On Cable magazine reported that Turner Broadcasting was going to merge with NBC. The new logo of the resulting company (TNBC) would show a peacock wearing Ted Turner's trademark railroad engineer's cap. Ted Turner would personally add some variety to the new company's entertainment lineup by co-hosting a country music show called "Atlanta Howdown" with Slim Whitman and Barbara Mandrell.
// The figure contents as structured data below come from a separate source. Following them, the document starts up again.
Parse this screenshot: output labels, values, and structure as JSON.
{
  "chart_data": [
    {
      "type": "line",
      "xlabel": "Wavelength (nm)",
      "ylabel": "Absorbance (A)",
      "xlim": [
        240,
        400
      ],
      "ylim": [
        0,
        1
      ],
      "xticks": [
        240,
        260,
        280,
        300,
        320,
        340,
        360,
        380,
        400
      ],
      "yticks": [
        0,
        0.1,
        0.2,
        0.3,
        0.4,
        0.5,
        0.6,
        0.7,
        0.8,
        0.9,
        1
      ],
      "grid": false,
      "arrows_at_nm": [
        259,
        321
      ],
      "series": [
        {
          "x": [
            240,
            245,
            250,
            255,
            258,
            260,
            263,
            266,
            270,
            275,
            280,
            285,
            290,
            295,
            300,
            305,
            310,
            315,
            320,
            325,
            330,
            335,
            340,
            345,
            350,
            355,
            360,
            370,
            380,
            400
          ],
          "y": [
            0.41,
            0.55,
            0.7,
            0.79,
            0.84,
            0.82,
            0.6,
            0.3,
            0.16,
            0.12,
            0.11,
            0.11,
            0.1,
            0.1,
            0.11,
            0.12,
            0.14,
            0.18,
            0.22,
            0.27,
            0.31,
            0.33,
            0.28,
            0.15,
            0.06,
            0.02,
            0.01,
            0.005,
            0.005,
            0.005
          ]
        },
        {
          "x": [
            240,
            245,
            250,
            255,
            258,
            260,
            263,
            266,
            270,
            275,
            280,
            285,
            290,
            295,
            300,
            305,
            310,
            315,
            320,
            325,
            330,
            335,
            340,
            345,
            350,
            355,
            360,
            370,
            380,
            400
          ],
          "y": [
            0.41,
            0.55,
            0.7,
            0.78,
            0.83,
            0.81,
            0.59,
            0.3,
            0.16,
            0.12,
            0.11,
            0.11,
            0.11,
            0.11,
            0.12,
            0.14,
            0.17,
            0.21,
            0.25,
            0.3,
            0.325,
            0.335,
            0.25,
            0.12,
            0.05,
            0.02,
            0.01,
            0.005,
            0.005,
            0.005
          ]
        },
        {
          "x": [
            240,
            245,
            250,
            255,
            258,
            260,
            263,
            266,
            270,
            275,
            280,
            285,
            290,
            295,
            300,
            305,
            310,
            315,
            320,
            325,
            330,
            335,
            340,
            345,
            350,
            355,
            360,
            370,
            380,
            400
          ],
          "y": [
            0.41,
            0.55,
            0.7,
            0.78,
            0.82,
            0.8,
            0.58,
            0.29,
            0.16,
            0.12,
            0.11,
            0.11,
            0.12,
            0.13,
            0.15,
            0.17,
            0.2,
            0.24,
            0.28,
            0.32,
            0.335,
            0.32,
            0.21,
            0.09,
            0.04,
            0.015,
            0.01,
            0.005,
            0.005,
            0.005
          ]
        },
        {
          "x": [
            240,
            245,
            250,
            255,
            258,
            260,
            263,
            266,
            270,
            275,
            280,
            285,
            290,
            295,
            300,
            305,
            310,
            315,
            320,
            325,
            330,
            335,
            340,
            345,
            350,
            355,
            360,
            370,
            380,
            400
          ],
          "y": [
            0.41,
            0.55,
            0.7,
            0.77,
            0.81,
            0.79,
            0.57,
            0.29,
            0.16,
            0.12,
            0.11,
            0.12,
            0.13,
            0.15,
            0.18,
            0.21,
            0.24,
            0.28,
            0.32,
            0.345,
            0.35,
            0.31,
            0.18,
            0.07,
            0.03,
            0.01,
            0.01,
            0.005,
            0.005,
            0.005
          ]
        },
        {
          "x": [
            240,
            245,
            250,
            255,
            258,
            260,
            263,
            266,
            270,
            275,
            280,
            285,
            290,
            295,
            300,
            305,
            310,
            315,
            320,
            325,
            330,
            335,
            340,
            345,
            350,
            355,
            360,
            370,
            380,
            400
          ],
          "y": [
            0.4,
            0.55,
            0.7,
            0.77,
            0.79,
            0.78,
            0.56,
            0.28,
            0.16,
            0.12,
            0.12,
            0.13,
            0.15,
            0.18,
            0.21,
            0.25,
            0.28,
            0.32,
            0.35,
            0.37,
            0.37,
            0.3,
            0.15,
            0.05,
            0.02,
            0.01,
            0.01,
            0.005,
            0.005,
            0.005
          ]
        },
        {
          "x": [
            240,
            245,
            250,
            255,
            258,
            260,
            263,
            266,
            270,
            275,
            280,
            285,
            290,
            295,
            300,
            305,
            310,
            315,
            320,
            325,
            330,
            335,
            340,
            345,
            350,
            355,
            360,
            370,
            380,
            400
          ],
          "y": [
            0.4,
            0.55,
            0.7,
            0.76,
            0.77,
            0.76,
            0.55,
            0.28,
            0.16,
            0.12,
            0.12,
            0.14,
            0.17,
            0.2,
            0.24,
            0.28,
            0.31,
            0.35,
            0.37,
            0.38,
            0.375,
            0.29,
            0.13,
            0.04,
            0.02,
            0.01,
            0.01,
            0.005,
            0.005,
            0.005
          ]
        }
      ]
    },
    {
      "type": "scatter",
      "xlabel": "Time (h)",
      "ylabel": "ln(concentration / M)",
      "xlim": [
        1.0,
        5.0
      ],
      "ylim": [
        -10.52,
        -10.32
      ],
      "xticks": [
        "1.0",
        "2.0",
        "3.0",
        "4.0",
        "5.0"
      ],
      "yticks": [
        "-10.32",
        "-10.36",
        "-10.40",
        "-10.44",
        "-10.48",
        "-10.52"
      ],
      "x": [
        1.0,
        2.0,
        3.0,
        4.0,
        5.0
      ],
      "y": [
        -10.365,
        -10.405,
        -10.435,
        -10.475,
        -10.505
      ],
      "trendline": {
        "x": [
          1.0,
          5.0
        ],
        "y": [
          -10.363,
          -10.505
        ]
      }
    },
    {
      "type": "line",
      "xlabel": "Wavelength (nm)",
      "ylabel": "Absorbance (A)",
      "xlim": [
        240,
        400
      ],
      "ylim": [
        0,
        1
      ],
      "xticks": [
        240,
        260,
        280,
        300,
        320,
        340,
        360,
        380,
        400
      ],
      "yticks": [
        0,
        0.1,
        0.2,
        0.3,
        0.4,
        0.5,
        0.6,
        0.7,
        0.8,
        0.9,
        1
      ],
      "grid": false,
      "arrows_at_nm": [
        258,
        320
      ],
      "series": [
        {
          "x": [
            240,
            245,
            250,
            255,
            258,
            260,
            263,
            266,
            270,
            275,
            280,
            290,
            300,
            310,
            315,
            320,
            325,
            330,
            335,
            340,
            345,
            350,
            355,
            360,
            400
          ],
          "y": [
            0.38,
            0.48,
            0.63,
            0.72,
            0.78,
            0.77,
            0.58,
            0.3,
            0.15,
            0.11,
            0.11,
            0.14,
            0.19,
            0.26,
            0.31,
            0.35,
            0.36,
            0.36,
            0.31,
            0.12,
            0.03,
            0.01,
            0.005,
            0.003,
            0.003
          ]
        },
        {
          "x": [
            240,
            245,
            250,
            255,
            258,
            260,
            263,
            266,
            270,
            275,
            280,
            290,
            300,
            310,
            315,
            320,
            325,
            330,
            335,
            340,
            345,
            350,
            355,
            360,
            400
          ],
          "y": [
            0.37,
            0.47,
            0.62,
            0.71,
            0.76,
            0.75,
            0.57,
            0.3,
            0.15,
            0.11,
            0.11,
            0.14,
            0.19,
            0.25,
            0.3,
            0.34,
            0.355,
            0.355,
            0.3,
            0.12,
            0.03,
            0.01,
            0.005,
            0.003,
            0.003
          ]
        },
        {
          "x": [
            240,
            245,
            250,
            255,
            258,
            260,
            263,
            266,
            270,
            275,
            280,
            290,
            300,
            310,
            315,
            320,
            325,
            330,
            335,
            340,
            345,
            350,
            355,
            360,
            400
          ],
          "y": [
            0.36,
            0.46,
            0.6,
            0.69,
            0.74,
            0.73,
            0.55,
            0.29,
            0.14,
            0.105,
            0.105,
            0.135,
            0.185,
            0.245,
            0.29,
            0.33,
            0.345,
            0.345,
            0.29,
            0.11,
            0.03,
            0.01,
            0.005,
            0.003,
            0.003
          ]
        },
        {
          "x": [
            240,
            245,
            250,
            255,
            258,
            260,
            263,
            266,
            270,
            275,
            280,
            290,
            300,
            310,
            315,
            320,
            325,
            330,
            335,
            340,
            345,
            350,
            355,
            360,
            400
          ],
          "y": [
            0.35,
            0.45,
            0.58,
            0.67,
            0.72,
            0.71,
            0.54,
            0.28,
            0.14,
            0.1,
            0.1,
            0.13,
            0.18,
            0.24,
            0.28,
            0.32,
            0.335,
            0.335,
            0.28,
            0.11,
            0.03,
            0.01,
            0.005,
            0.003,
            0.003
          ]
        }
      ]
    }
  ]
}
On Cable magazine received angry phone calls from executives at both NBC and TNT complaining that their management had taken such a step without informing them first.
The Connecticut
Gazette, a weekly paper based in Old Lyme, Connecticut, announced it was being purchased by the CBS newsmen Walter Cronkite and Charles Kuralt, who owned a vacation home in nearby Essex, Connecticut. Although the story was not true, it was picked up by the
New York Post and run as fact several months later. The
Post was forced to admit its blunder several days later.
The Connecticut
Gazette, a small weekly newspaper, announced that it was purchasing the
New London Day, a large daily newspaper. The article also announced the
Gazette planned to expand the news staff of the
New London Day “by cutting it in half—literally, at the waist; this would create twice as many reporters although, of course, they would be half their former stature.“ The article concluded with an “April Fool.“ Nevertheless, according to the paper’s editor their phones were ringing off the hook for weeks. In addition, the fictitious purchase was reported as fact in the
New England Printer and Publisher, a trade journal.
The
Long Beach Independent reported that the New York Yankees had traded center fielder Mickey Mantle to the Los Angeles Angels. In return for Mantle, the Yankees received "$1 million dollars, half interest in radio station KMPC and a player package of Ned Garver, Del Rice, Aubrey Gatewood and Gene Leek."
1961 was the first year of the LA Angels existence. So it would have been extremely unlikely for them to have acquired a player as prominent as Mantle in any trade.